Elon Musk has reportedly abandoned his plan to acquire Twitter.
In April, Musk declared his intention to acquire the social networking site. The corporation first fled from Musk’s embrace, but now supports the arrangement.
Musk stated in mid-May that the transaction was on hold awaiting an investigation into the number of phony Twitter accounts. Twitter reports that around 5% of its accounts are bots. Musk believes the number to be far more. Commentators speculated at the time that the technique may have been part of a strategy to reduce the $44 billion acquisition price or a precursor to Musk’s withdrawal from the agreement.
In a letter to Twitter filed with the Securities and Exchange Commission on Friday, Musk stated that he was abandoning the deal.
The letter stated, “Mr. Musk is terminating the Merger Agreement because Twitter is in material breach of multiple provisions of that Agreement, appears to have made false and misleading representations upon which Mr. Musk relied when entering into the Merger Agreement, and is likely to suffer a Company Material Adverse Effect.”
“Mr. Musk is terminating the Merger Agreement because Twitter is in material breach of multiple provisions…, appears to have made false & misleading representations upon which Mr. Musk relied…, and is likely to suffer a Company Material Adverse Effect.”https://t.co/sQjkivdSm5 pic.twitter.com/tV58MNasrT
— Jerry Dunleavy (@JerryDunleavy) July 8, 2022
“While … the Merger Agreement requires Twitter to provide Mr. Musk and his advisors all data and information that Mr. Musk requests ‘for any reasonable business purpose related to the consummation of the transaction,’ Twitter has not complied with its contractual obligations,” the letter added.

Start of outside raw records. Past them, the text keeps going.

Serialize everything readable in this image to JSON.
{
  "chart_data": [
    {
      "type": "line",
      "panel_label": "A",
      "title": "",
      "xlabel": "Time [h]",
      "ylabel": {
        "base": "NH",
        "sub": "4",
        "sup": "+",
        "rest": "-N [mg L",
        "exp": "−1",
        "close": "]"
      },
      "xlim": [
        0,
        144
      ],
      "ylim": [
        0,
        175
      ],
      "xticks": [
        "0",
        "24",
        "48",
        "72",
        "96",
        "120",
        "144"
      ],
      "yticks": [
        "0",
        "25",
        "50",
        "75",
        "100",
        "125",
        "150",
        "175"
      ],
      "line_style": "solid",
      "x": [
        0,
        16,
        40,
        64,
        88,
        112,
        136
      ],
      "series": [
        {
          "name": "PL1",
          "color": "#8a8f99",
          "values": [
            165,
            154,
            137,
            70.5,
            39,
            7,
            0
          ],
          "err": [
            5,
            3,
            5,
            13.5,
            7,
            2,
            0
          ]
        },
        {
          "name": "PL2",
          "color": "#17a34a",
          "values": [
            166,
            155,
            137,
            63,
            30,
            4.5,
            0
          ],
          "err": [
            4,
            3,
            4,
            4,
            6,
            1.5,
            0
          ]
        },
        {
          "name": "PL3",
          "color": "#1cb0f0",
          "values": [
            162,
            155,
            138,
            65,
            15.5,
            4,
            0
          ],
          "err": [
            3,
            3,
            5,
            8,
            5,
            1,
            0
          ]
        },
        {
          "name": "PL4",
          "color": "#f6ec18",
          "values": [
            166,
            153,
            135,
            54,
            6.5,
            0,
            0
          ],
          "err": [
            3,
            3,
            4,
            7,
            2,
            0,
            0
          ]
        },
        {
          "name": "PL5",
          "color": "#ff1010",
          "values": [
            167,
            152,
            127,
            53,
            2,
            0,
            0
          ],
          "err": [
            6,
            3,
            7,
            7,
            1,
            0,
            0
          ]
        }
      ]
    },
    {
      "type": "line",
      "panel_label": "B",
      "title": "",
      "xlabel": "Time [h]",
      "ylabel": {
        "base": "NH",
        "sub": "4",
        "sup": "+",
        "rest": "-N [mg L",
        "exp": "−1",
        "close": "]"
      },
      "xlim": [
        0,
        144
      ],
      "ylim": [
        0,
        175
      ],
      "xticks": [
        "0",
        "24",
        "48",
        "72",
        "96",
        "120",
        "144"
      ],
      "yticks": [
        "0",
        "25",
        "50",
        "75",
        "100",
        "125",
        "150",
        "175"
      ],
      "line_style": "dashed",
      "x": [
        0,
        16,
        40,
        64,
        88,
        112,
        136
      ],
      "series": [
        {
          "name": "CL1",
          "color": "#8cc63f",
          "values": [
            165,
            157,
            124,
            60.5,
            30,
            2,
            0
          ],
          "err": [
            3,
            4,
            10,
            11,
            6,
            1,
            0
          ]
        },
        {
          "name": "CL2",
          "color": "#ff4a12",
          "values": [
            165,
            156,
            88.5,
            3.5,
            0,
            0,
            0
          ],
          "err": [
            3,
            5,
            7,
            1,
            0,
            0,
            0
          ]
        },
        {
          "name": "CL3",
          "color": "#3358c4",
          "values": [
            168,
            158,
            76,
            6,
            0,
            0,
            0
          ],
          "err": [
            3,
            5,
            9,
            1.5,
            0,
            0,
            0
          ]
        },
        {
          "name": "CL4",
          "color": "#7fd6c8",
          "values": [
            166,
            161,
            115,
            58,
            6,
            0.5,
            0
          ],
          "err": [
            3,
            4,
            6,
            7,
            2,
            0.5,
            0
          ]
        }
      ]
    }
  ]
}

“Sometimes Twitter has ignored Mr. Musk’s requests, sometimes it has rejected them for reasons that appear to be unjustified, and sometimes it has claimed to comply while giving Mr. Musk incomplete or unusable information.”
According to the letter, Twitter neglected to give details on the company’s auditing method for spam and false accounts, as well as financial information.
The letter refuted assertions that Musk decided to purchase Twitter without performing due diligence.
“Despite public speculation on this point, Mr. Musk did not waive his right to review Twitter’s data and information simply because he chose not to seek this data and information before entering into the Merger Agreement,” the letter said.
“In fact, he negotiated access and information rights within the Merger Agreement precisely so that he could review data and information that is important to Twitter’s business before financing and completing the transaction.”
The letter concludes that Musk, who might incur a $1 billion breakup fee if he is the party to terminate the agreement, is not at fault.
“Twitter is in breach of the Merger Agreement because the Merger Agreement appears to contain materially inaccurate representations,” the letter said, focusing on Twitter’s estimate of its fake accounts.
“Preliminary analysis by Mr. Musk’s advisors of the information provided by Twitter to date causes Mr. Musk to strongly believe that the proportion of false and spam accounts included in the reported [monetizable daily active users] count is wildly higher than 5%.”
The letter added that Musk is examining whether Twitter’s “declining business prospects and financial outlook constitute a Company Material Adverse Effect giving Mr. Musk a separate and distinct basis for terminating the Merger Agreement,” noting layoffs that have recently taken place.